Do you have difficult conversations with a partner, boss, or child? Here's how to change that.

     I bet all of you have shared your real feelings at times when you didn't get

the response you wanted.  If you said to your partner "I'm tired of you never 

helping me with the laundry," he or she will probably not be eager to start

putting dirty clothes in the hamper right then and there.

     You've probably noticed it feels better to do what someone asks you to do

when it's said in a conversational tone. How about "When I see dirty clothes

on the floor, I guess you've been tired. I'd love if you'd help out by putting them 

right then and there in the hamper instead.  OK?"

     When there's no blame or shame, going along with a request is easier to honor.

What if your boss says "You did it again. Turned in the report late! What's your

problem?" My guess is you may be cursing inside. Are you able and willing,

when you're both in a good space, to suggest to the boss that you'd prefer he or she

checked in with you ahead of time. If it's not complete, request the boss to ask,

matter-of-factly, what you need to finish it on time. It's not fun to feel pushed.

     What about your interactions with grown or young children?  Are you more

likely to get their co-operation with "If you don't get in bed right now, I will spank

you!"or with "I'll read any book you like if you are in bed in 5 minutes."

      How about when you're frustrated at yourself!  What is more soothing? To mutter

"Well, I did it again!" or to say, "I can handle this today. I'm sorry I can't give myself

an A for what I have so far. But I'm glad I can complete it without stress."

     My favorite sentence is one I always share in my "Getting Better at Getting Along"

workshops. "Everybody always does the best they know how to try to meet their 

needs." When we believe that and know that, we don't need to take things personally.

Just as you and I try to meet our needs, so does everyone else.

     Check that out by recalling some of your behaviors of the last week or month.  

Did your walk in the sun calm you down from your anxious multi-tasking? Was that 

treat at the bakery an incentive for you to complete a chore you'd been putting off?

Will you be more likely to have a mutually satisfying conversation with that person

you rarely see eye-to-eye with if you are aware of the needs he or she is focused on?

     The wife  tried to meet her need for household help.
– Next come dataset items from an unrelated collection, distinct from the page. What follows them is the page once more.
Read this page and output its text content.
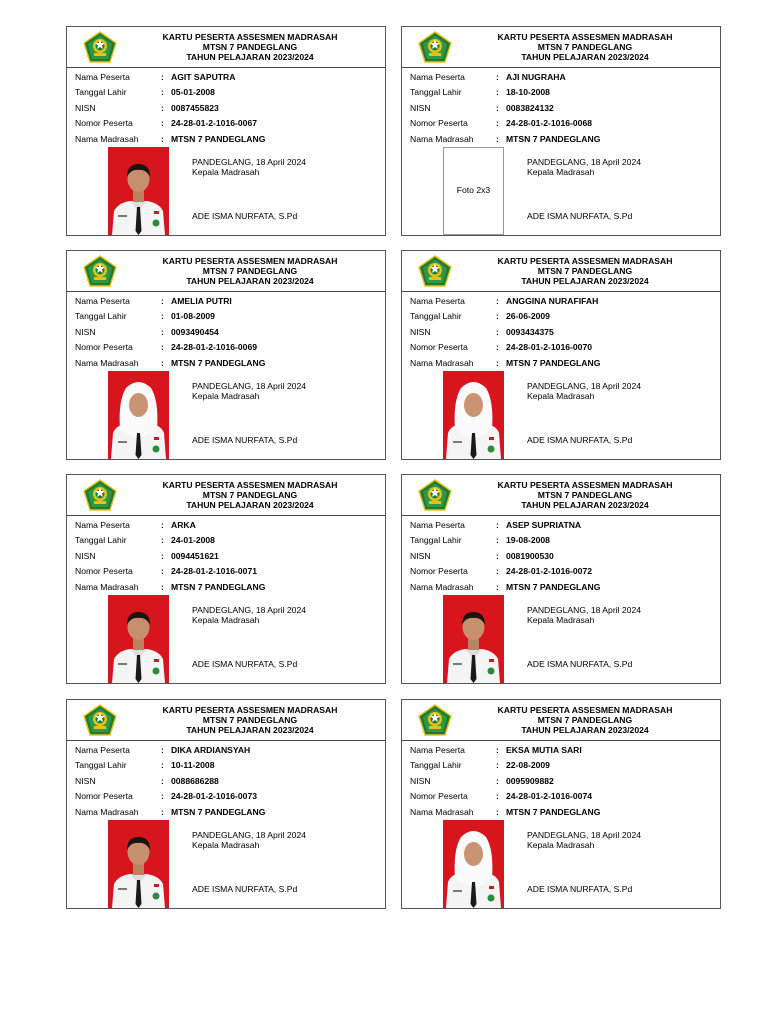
KARTU PESERTA ASSESMEN MADRASAH
MTSN 7 PANDEGLANG
TAHUN PELAJARAN 2023/2024
Nama Peserta	: AGIT SAPUTRA
Tanggal Lahir	: 05-01-2008
NISN	: 0087455823
Nomor Peserta	: 24-28-01-2-1016-0067
Nama Madrasah	: MTSN 7 PANDEGLANG
PANDEGLANG, 18 April 2024
Kepala Madrasah
ADE ISMA NURFATA, S.Pd
KARTU PESERTA ASSESMEN MADRASAH
MTSN 7 PANDEGLANG
TAHUN PELAJARAN 2023/2024
Nama Peserta	: AJI NUGRAHA
Tanggal Lahir	: 18-10-2008
NISN	: 0083824132
Nomor Peserta	: 24-28-01-2-1016-0068
Nama Madrasah	: MTSN 7 PANDEGLANG
Foto 2x3
PANDEGLANG, 18 April 2024
Kepala Madrasah
ADE ISMA NURFATA, S.Pd
KARTU PESERTA ASSESMEN MADRASAH
MTSN 7 PANDEGLANG
TAHUN PELAJARAN 2023/2024
Nama Peserta	: AMELIA PUTRI
Tanggal Lahir	: 01-08-2009
NISN	: 0093490454
Nomor Peserta	: 24-28-01-2-1016-0069
Nama Madrasah	: MTSN 7 PANDEGLANG
PANDEGLANG, 18 April 2024
Kepala Madrasah
ADE ISMA NURFATA, S.Pd
KARTU PESERTA ASSESMEN MADRASAH
MTSN 7 PANDEGLANG
TAHUN PELAJARAN 2023/2024
Nama Peserta	: ANGGINA NURAFIFAH
Tanggal Lahir	: 26-06-2009
NISN	: 0093434375
Nomor Peserta	: 24-28-01-2-1016-0070
Nama Madrasah	: MTSN 7 PANDEGLANG
PANDEGLANG, 18 April 2024
Kepala Madrasah
ADE ISMA NURFATA, S.Pd
KARTU PESERTA ASSESMEN MADRASAH
MTSN 7 PANDEGLANG
TAHUN PELAJARAN 2023/2024
Nama Peserta	: ARKA
Tanggal Lahir	: 24-01-2008
NISN	: 0094451621
Nomor Peserta	: 24-28-01-2-1016-0071
Nama Madrasah	: MTSN 7 PANDEGLANG
PANDEGLANG, 18 April 2024
Kepala Madrasah
ADE ISMA NURFATA, S.Pd
KARTU PESERTA ASSESMEN MADRASAH
MTSN 7 PANDEGLANG
TAHUN PELAJARAN 2023/2024
Nama Peserta	: ASEP SUPRIATNA
Tanggal Lahir	: 19-08-2008
NISN	: 0081900530
Nomor Peserta	: 24-28-01-2-1016-0072
Nama Madrasah	: MTSN 7 PANDEGLANG
PANDEGLANG, 18 April 2024
Kepala Madrasah
ADE ISMA NURFATA, S.Pd
KARTU PESERTA ASSESMEN MADRASAH
MTSN 7 PANDEGLANG
TAHUN PELAJARAN 2023/2024
Nama Peserta	: DIKA ARDIANSYAH
Tanggal Lahir	: 10-11-2008
NISN	: 0088686288
Nomor Peserta	: 24-28-01-2-1016-0073
Nama Madrasah	: MTSN 7 PANDEGLANG
PANDEGLANG, 18 April 2024
Kepala Madrasah
ADE ISMA NURFATA, S.Pd
KARTU PESERTA ASSESMEN MADRASAH
MTSN 7 PANDEGLANG
TAHUN PELAJARAN 2023/2024
Nama Peserta	: EKSA MUTIA SARI
Tanggal Lahir	: 22-08-2009
NISN	: 0095909882
Nomor Peserta	: 24-28-01-2-1016-0074
Nama Madrasah	: MTSN 7 PANDEGLANG
PANDEGLANG, 18 April 2024
Kepala Madrasah
ADE ISMA NURFATA, S.Pd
The boss spoke out of his or her 

need to get the work done.  The mom wanted peace around bedtime.  Sometimes we need

motivation from within and/or outside of us.  I so wanted to complete a marketing task for my

business that I made a deal to finish it tonight, or to owe my coach $50. That works for me!

     I wonder if you KNOW your "bottom line" in life. Mine is to make a difference and to 

live in freedom and peace.  Keeping that awareness helps me make congruent choices. 
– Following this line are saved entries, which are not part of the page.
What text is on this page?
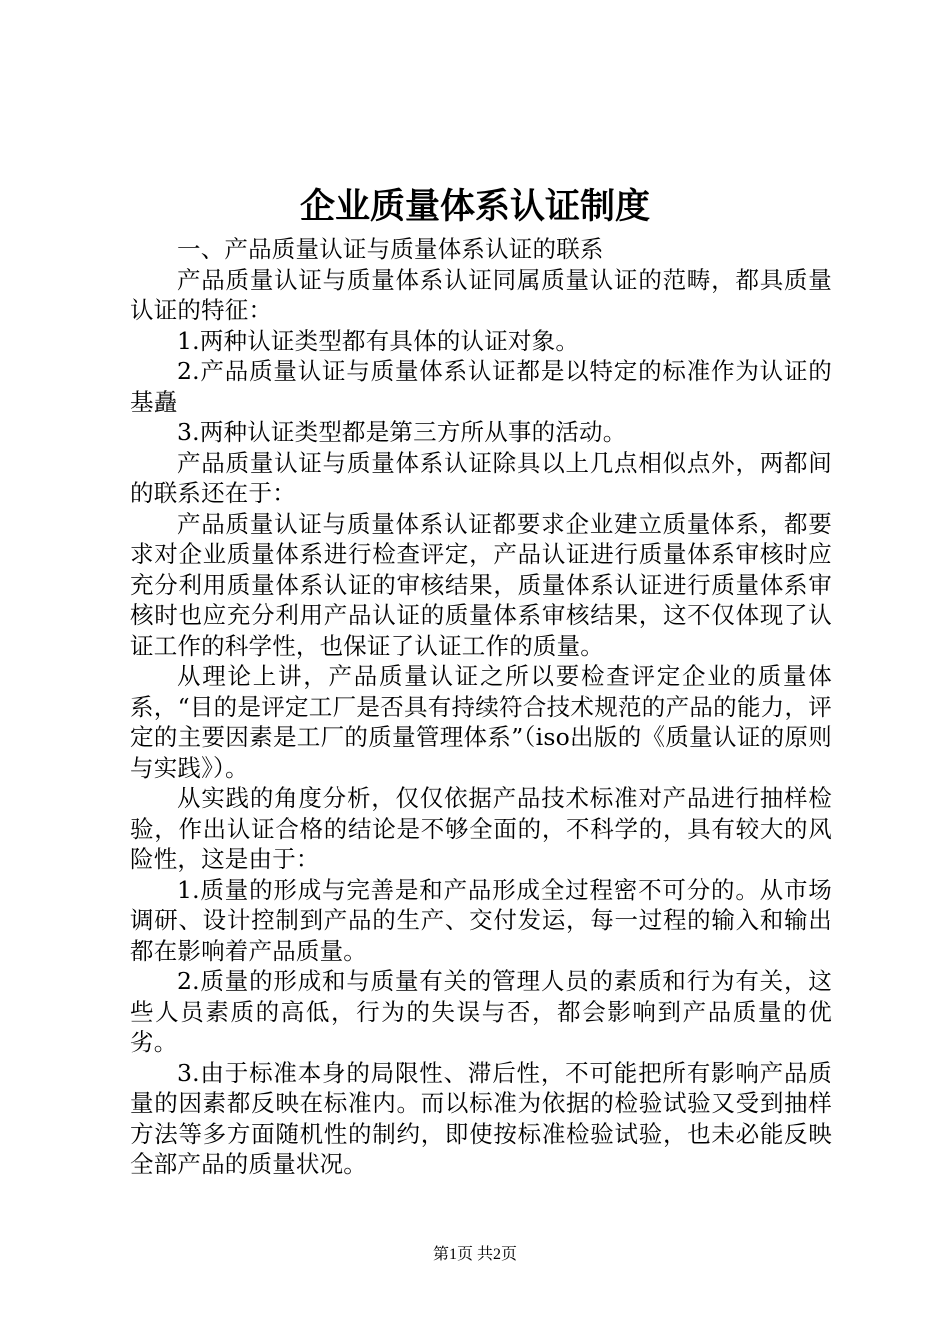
企业质量体系认证制度

一、产品质量认证与质量体系认证的联系

产品质量认证与质量体系认证同属质量认证的范畴，都具质量认证的特征：

1.两种认证类型都有具体的认证对象。

2.产品质量认证与质量体系认证都是以特定的标准作为认证的基矗

3.两种认证类型都是第三方所从事的活动。

产品质量认证与质量体系认证除具以上几点相似点外，两都间的联系还在于：

产品质量认证与质量体系认证都要求企业建立质量体系，都要求对企业质量体系进行检查评定，产品认证进行质量体系审核时应充分利用质量体系认证的审核结果，质量体系认证进行质量体系审核时也应充分利用产品认证的质量体系审核结果，这不仅体现了认证工作的科学性，也保证了认证工作的质量。

从理论上讲，产品质量认证之所以要检查评定企业的质量体系，“目的是评定工厂是否具有持续符合技术规范的产品的能力，评定的主要因素是工厂的质量管理体系”（iso出版的《质量认证的原则与实践》）。

从实践的角度分析，仅仅依据产品技术标准对产品进行抽样检验，作出认证合格的结论是不够全面的，不科学的，具有较大的风险性，这是由于：

1.质量的形成与完善是和产品形成全过程密不可分的。从市场调研、设计控制到产品的生产、交付发运，每一过程的输入和输出都在影响着产品质量。

2.质量的形成和与质量有关的管理人员的素质和行为有关，这些人员素质的高低，行为的失误与否，都会影响到产品质量的优劣。

3.由于标准本身的局限性、滞后性，不可能把所有影响产品质量的因素都反映在标准内。而以标准为依据的检验试验又受到抽样方法等多方面随机性的制约，即使按标准检验试验，也未必能反映全部产品的质量状况。

第1页 共2页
Whatever is most important to you, you can share that any time it serves you.  If someone

wants you to go to a movie or a cafe with them, and it doesn't fit your need, you wouldn't

say "I have more important things to do than skipping out on my laundry (or  reading or

baking)," which might sound like a judgment to the other person. Hopefully, you'd say

something like "That would be fun, and I'm sorry I can't today. I need to _____." 

     For me, who loves honoring choices, I find freedom in the trust people give me when they

speak their truth with kindness and respect. Even with today's politics, I choose to accept

others' beliefs OR to inquire "Could you tell me more about why ____ is important to you?"
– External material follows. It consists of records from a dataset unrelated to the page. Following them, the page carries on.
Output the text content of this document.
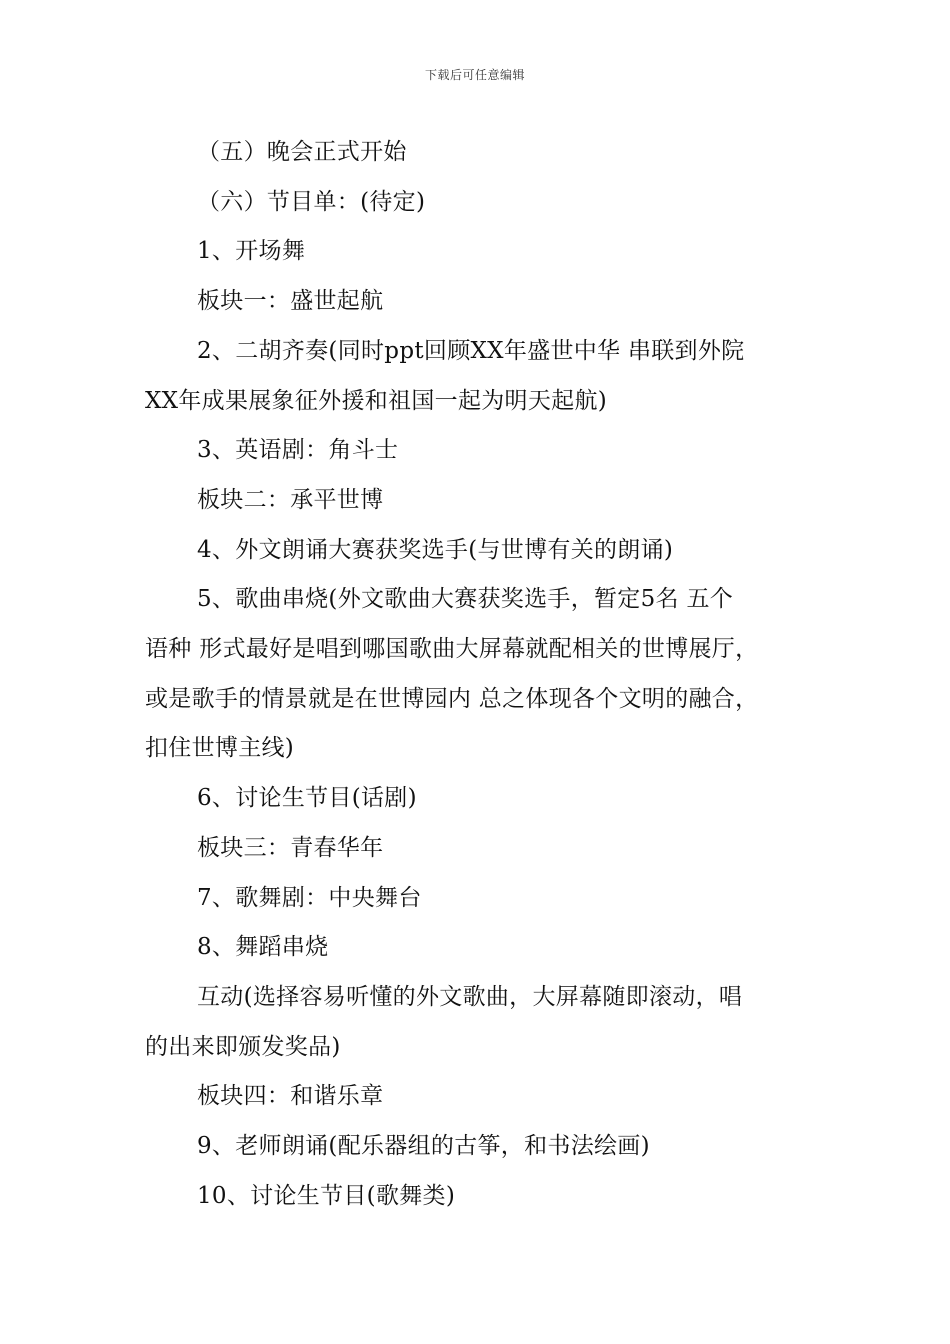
下载后可任意编辑
（五）晚会正式开始
（六）节目单：(待定)
1、开场舞
板块一：盛世起航
2、二胡齐奏(同时ppt回顾XX年盛世中华 串联到外院
XX年成果展象征外援和祖国一起为明天起航)
3、英语剧：角斗士
板块二：承平世博
4、外文朗诵大赛获奖选手(与世博有关的朗诵)
5、歌曲串烧(外文歌曲大赛获奖选手，暂定5名 五个
语种 形式最好是唱到哪国歌曲大屏幕就配相关的世博展厅，
或是歌手的情景就是在世博园内 总之体现各个文明的融合，
扣住世博主线)
6、讨论生节目(话剧)
板块三：青春华年
7、歌舞剧：中央舞台
8、舞蹈串烧
互动(选择容易听懂的外文歌曲，大屏幕随即滚动，唱
的出来即颁发奖品)
板块四：和谐乐章
9、老师朗诵(配乐器组的古筝，和书法绘画)
10、讨论生节目(歌舞类)
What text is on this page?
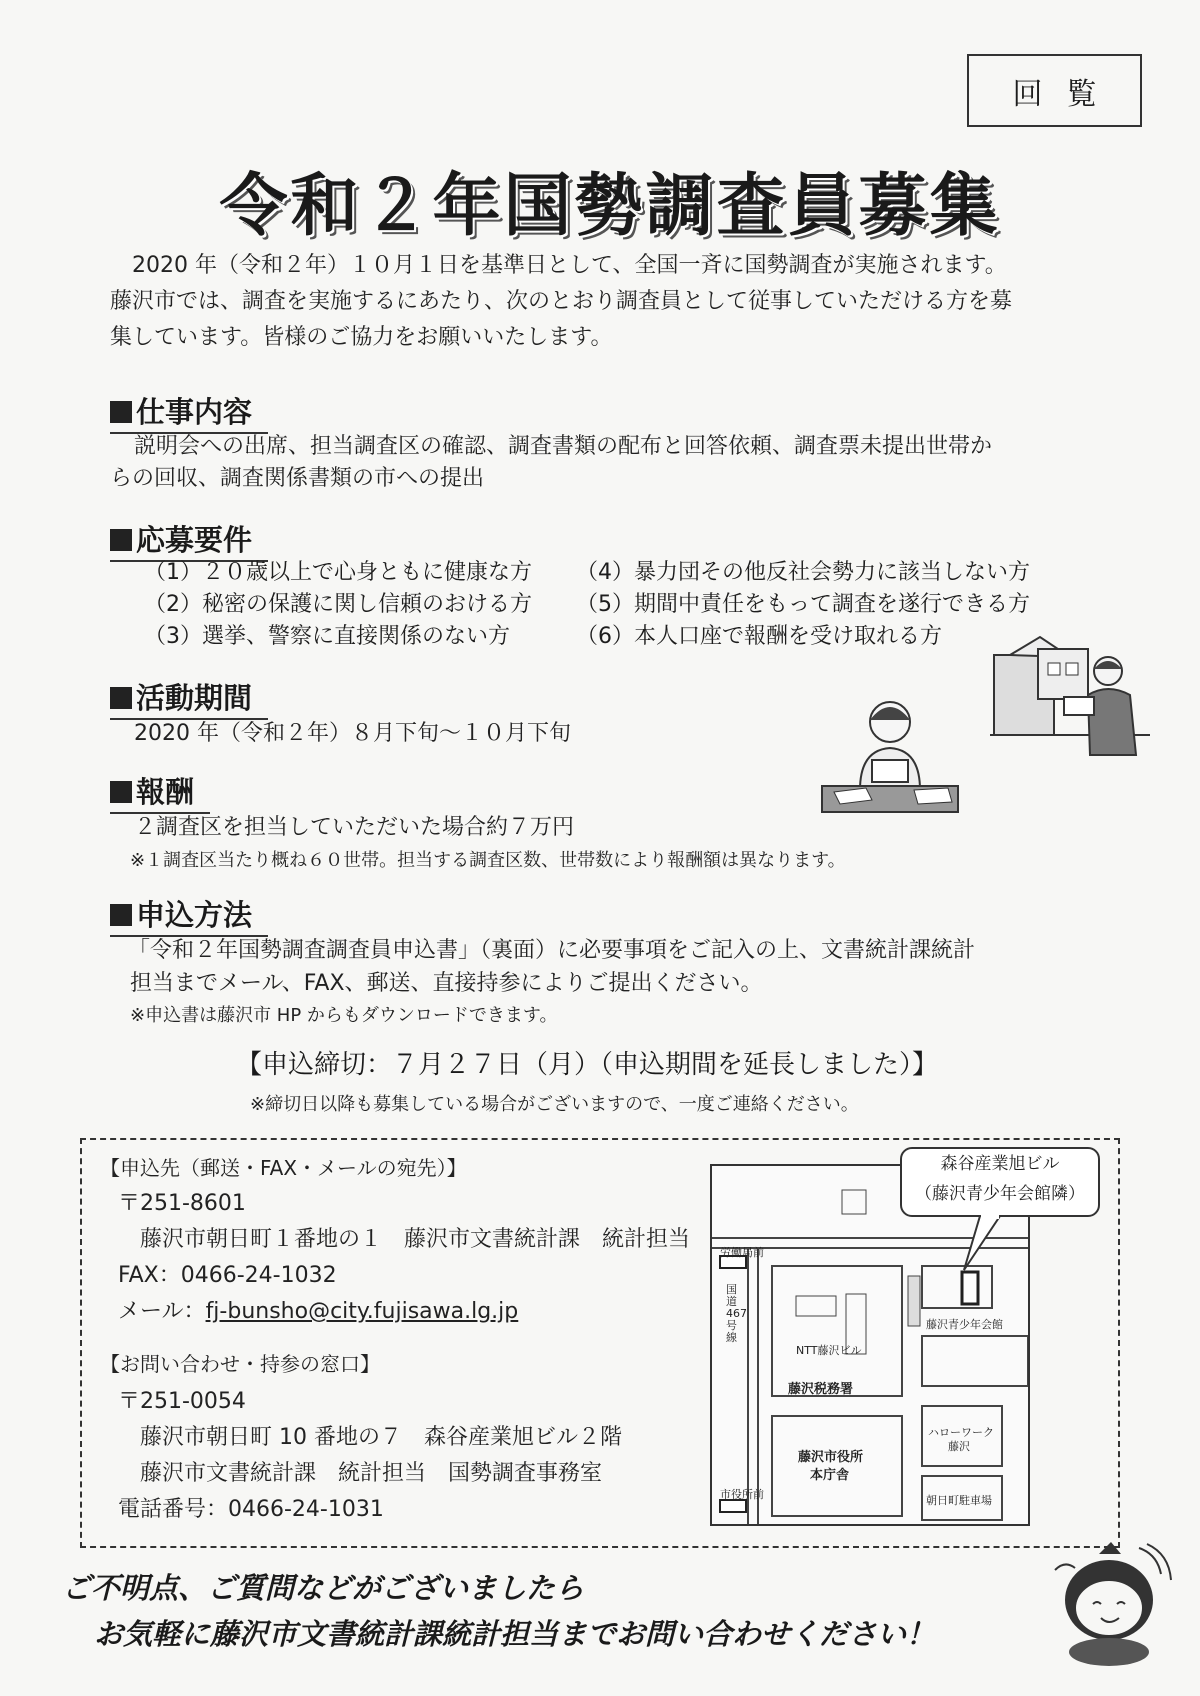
回覧
令和２年国勢調査員募集
2020 年（令和２年）１０月１日を基準日として、全国一斉に国勢調査が実施されます。
藤沢市では、調査を実施するにあたり、次のとおり調査員として従事していただける方を募
集しています。皆様のご協力をお願いいたします。
仕事内容
説明会への出席、担当調査区の確認、調査書類の配布と回答依頼、調査票未提出世帯か
らの回収、調査関係書類の市への提出
応募要件
（1）２０歳以上で心身ともに健康な方	（4）暴力団その他反社会勢力に該当しない方
（2）秘密の保護に関し信頼のおける方	（5）期間中責任をもって調査を遂行できる方
（3）選挙、警察に直接関係のない方	（6）本人口座で報酬を受け取れる方
活動期間
2020 年（令和２年）８月下旬～１０月下旬
報酬
２調査区を担当していただいた場合約７万円
※１調査区当たり概ね６０世帯。担当する調査区数、世帯数により報酬額は異なります。
申込方法
「令和２年国勢調査調査員申込書」（裏面）に必要事項をご記入の上、文書統計課統計
担当までメール、FAX、郵送、直接持参によりご提出ください。
※申込書は藤沢市 HP からもダウンロードできます。
【申込締切：７月２７日（月）（申込期間を延長しました）】
※締切日以降も募集している場合がございますので、一度ご連絡ください。
【申込先（郵送・FAX・メールの宛先）】
〒251-8601
藤沢市朝日町１番地の１　藤沢市文書統計課　統計担当
FAX：0466-24-1032
メール：fj-bunsho@city.fujisawa.lg.jp
【お問い合わせ・持参の窓口】
〒251-0054
藤沢市朝日町 10 番地の７　森谷産業旭ビル２階
藤沢市文書統計課　統計担当　国勢調査事務室
電話番号：0466-24-1031
労働局前
市役所前
NTT藤沢ビル
藤沢税務署
藤沢市役所
本庁舎
藤沢青少年会館
ハローワーク
藤沢
朝日町駐車場
国道467号線
森谷産業旭ビル
（藤沢青少年会館隣）
ご不明点、ご質問などがございましたら
お気軽に藤沢市文書統計課統計担当までお問い合わせください！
     All of us want more of "this" or "that" so we can be right and/or happy. On my birthday

in February, on the bus home from a birthday party, I stood up in a very crowded bus,

said it was my birthday, and I'd like the whole bus to sing "Happy birthday" to me.  I

loved the celebratory feeling I had. It met my need for following my heart's lead.

     What have you done or wanted to do (or to stop doing) that gave you pleasure or joy?

I hope you keep a gratitude list or journal to come back to any time you'd like to bask in all 

the good people, places and things you have experienced.  I find it hard to hold on to my 

occasional self-pity or self-judgment when I focus on my good friends, my energy and health,

and on what I can say or do to connect with another's feelings and needs.   

     Are you ready to go deeper? Would you like coaching on reducing misunderstandings,

cutting down on judgments, focusing on solutions rather than problems? How about on 

creating agreements or learning self-empathy to more peacefully manage difficult interactions?

     I would be happy to offer a free 30-minute coaching session on ANY communication

or personal issues. No deadline. Just call 206-300-1657 and we'll set it up.  In the

meantime, you can  read my http://moreahvestan.com/communicating-from-the-heart/

for more ways to say what you mean and still get the results you want.

Moreah Vestan, M.A. is the author of 2 books and many articles. (www.pleasuresandponderings.com)

Check her coaching work at  www.communicationcoaching.net.  She welcomes calls and questions

at 206-300-1657.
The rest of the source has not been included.